Sebastian took her brief case and coat. “How was your day?” he asked and then waited with the patience of a loyal dog because he really, truly, desperately wanted to know.
“Ok, I guess. I didn’t get fired or anything. I mean, I made it to work and got my stuff done. My boss liked some of it, I think.”
Sebastian knew he was staring at her too long but seemed unable to stop himself.
“Good,” he said.
“How was your’s? Find anything interesting?”she asked, guesturing around the room. “You cleaned up.”
Sebastian nodded. “I didn’t mean to. I just got curious and thought I could help by putting things into places.”
“Sure. Okay. Yeah. Thanks.”
And a long awkward moment that Sebastian wanted to be filled with kisses but as he leaned in toward Lana, she turned her face. “Let me get changed out of these work clothes. I hate carrying the day into my house. Feel like I’ve got the day’s dust on me. Be right back.”
And Sebastian liked the way she scampered to her bedroom like a small, frisky woodland creature. Such grace and beauty.
She closed the door. Sebastian admired her modesty.
Lana was gone only a few minutes but Sebastian felt each like a stitch through his heart.
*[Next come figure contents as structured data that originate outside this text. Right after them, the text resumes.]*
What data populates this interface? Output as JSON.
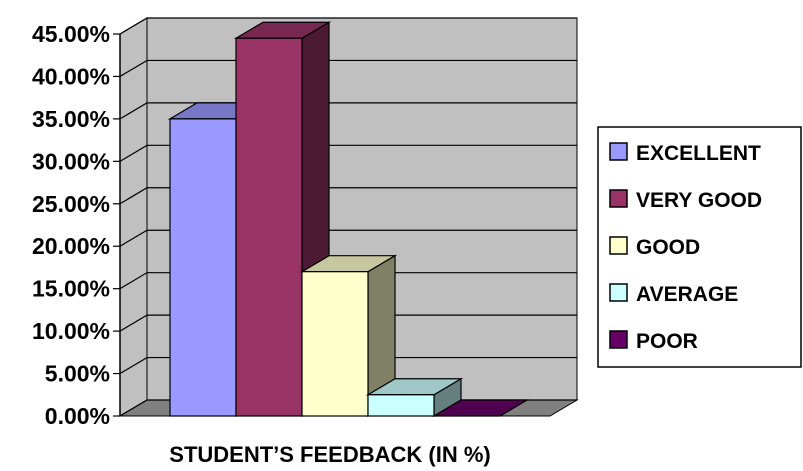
{
  "chart_data": {
    "type": "bar",
    "title": "",
    "xlabel": "STUDENT’S FEEDBACK (IN %)",
    "ylabel": "",
    "ylim": [
      0,
      45
    ],
    "y_ticks": [
      "0.00%",
      "5.00%",
      "10.00%",
      "15.00%",
      "20.00%",
      "25.00%",
      "30.00%",
      "35.00%",
      "40.00%",
      "45.00%"
    ],
    "grid": true,
    "legend_position": "right",
    "series": [
      {
        "name": "EXCELLENT",
        "value": 35,
        "color": "#9999FF"
      },
      {
        "name": "VERY GOOD",
        "value": 44.5,
        "color": "#993366"
      },
      {
        "name": "GOOD",
        "value": 17,
        "color": "#FFFFCC"
      },
      {
        "name": "AVERAGE",
        "value": 2.5,
        "color": "#CCFFFF"
      },
      {
        "name": "POOR",
        "value": 0,
        "color": "#660066"
      }
    ]
  }
}
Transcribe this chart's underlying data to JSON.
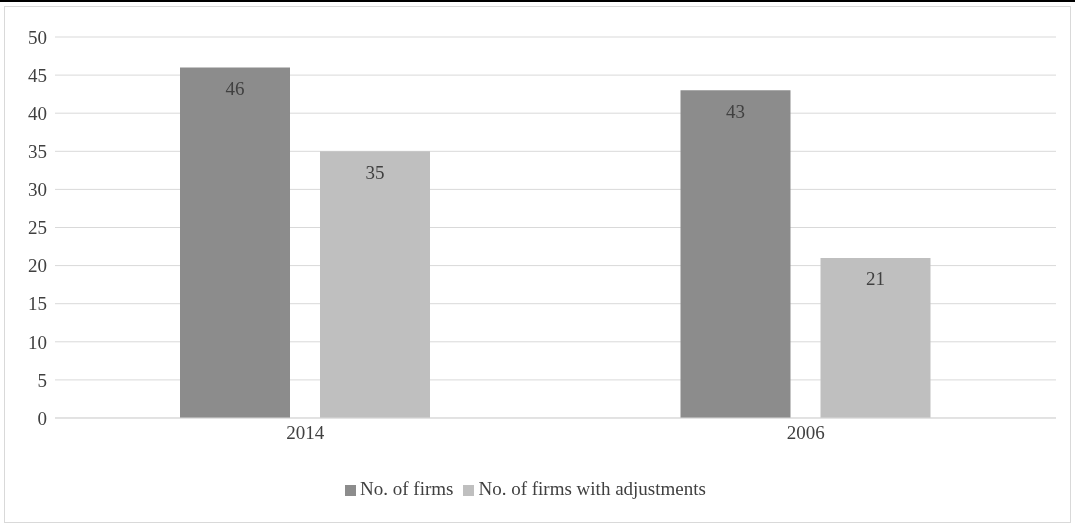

The day had passed. Daylight was gone and the city outside was lit by artificial light. In his hundreds of years among humans, Sebastian most loved cities and the clever ways they pushed against the needless limits of nature. Conjuring light and sound where nature would have none. It was a wonder of innovation and creativity. Being in the city, Sebastian felt most like Lana, as if there was very little difference between them. Sebastian felt human.